According to an article in The Energy Collective, Danish citizens would be able to buy shares valued at DKK 5,000 (€670) each for DKK 1,500 (€200) per share through a simple online purchase. Meanwhile, renewable energy financial advisors, Green Giraffe, arranged the funding for the remaining DKK 3,500 for each share. Coop Danmark had agreed to promote the share sales through their 1,200 stores across the country.

Lea Vangstrup, the director of the “Wind & Welfare” crowdfunding campaign, was very confident of the plan. With a forecast return of 9 percent per annum for 20 to 25 years, the investment should be comparatively secure one for shareholders. She says that there is strong support for renewable energy in Denmark and that previously publicly-offered share sales had proven very popular on a local scale. Only DKK 50 (€6.70) from each share would be used in the bidding process, and this would be non-returnable if the bid failed. Shareholders would still get DKK 1,450 back if the bid failed, making it a low-risk investment.

Wind & Welfare worked to ensure their bid met the Danish Energy Agency’s technical competency requirements by signing up lawyers, engineering, delivery and service teams with previous experience in renewable energy projects. Engineering giants Siemens even offered Wind & Welfare the option of a complete turnkey solution, including the installation, operation and maintenance of the turbines.

However, after receiving five bids for the turbines and consulting with the State Attorney and Deloittes, the DEA added a criterion that consequently ruled out the crowdfunded bid. The condition was that all bidders should have an average annual turnover over three years of DKK 4bn (around €536m). The DEA said that compared to their previous tender, the criteria had been lowered to open up the market and thus increase competition and lower electricity prices.

Wind & Welfare hit back, claiming that the turnover test actually discriminated against smaller organisations and discouraged competitive pricing by limiting those capable to mounting bids for renewable energy projects to a small and exclusive club. Ms Vangstrup believes that the average price of DKK 0.70 per kWh can be cut, and that a community-based company would be more interested in delivering electricity at the lowest tariffs because the owners are also the consumers paying those tariffs.

She says that it is in the interest of shareholders of larger renewable providers to keep margins comfortably high – simple economic theory would suggest of course that she is correct!
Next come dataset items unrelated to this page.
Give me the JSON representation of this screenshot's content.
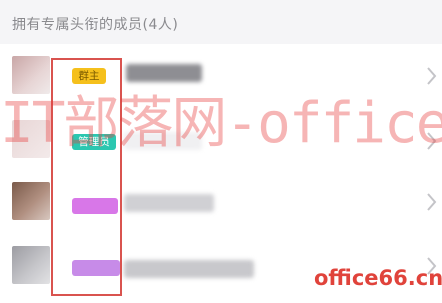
{
  "header": {
    "title": "拥有专属头衔的成员(4人)"
  },
  "members": [
    {
      "badge": "群主",
      "badge_color": "#f5c01c"
    },
    {
      "badge": "管理员",
      "badge_color": "#2cc7b0"
    },
    {
      "badge": "",
      "badge_color": "#d877e8"
    },
    {
      "badge": "",
      "badge_color": "#c78be8"
    }
  ],
  "watermark": {
    "main": "IT部落网-office教程网",
    "site": "office66.cn"
  },
  "icons": {
    "row_chevron": "chevron-right-icon"
  }
}
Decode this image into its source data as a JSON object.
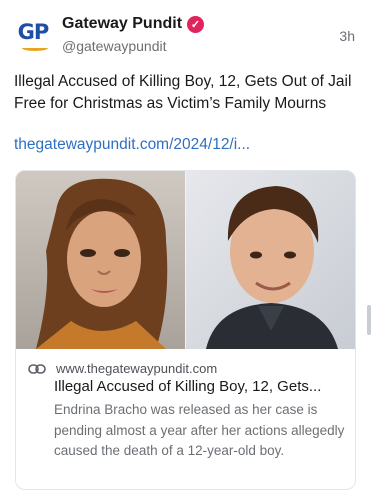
{
  "author": {
    "name": "Gateway Pundit",
    "handle": "@gatewaypundit",
    "avatar_text": "GP",
    "verified_icon": "check-badge-icon"
  },
  "post": {
    "time": "3h",
    "text": "Illegal Accused of Killing Boy, 12, Gets Out of Jail Free for Christmas as Victim’s Family Mourns",
    "link_text": "thegatewaypundit.com/2024/12/i..."
  },
  "card": {
    "domain": "www.thegatewaypundit.com",
    "title": "Illegal Accused of Killing Boy, 12, Gets...",
    "description": "Endrina Bracho was released as her case is pending almost a year after her actions allegedly caused the death of a 12-year-old boy.",
    "link_icon": "link-icon"
  },
  "colors": {
    "link": "#2f6fc0",
    "verified": "#e0245e",
    "brand_blue": "#1f4ea6",
    "brand_gold": "#e9a521"
  }
}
The agreements with suppliers to provide a turnkey solution meant there could be no doubt of the technical competence of Wind & Welfare’s bid, and Ms Vangstrup argues that their project-specific equity makes them a very strong financial bet.
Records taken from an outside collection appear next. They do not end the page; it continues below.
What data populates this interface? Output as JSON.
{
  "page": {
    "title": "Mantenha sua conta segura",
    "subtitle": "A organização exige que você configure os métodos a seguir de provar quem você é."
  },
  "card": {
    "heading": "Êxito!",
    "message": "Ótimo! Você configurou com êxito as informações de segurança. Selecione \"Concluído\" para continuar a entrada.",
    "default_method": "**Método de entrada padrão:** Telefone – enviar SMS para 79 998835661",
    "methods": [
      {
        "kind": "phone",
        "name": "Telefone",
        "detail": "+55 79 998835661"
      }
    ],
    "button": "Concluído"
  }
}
The Danish Energy Agency has continued with the tendering process, which will close in the spring of 2016, while the Wind & Welfare team is contesting the DEA’s decision to exclude their bid through the Danish Courts. EU Directives require prequalification criteria to be proportionate to the value of the bid, and Wind & Welfare argue that the turnover requirements were disproportionate.
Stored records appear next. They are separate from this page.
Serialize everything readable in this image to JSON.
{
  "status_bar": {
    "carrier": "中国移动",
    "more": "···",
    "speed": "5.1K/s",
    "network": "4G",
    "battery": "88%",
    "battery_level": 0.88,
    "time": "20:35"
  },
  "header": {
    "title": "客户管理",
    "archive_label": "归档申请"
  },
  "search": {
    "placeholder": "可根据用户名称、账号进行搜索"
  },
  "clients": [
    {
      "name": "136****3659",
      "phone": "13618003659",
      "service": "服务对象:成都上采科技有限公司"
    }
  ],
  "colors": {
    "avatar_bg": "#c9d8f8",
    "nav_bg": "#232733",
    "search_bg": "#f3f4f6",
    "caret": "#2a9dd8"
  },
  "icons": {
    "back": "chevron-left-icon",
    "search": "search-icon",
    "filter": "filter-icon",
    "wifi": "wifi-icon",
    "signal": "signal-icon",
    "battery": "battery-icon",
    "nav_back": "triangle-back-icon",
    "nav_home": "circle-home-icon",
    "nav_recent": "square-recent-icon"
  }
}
A judgement is expected in October, and if their appeal succeeds, the prequalification process will need to be re-run. It may also provide some interesting case law that may have implications for how many contracting authorities define prequalification criteria and set limits of bidding organisations based on turnover or similar measures.

The crowdfunding option for public projects is another novel and interesting aspect here. The large financial institutions are already under attack from new organisations with different business models in a number of their traditional business areas, such as peer to peer lending. Might this be the start of another challenge to their dominance, this time in the area of large-scale public infrastructure funding?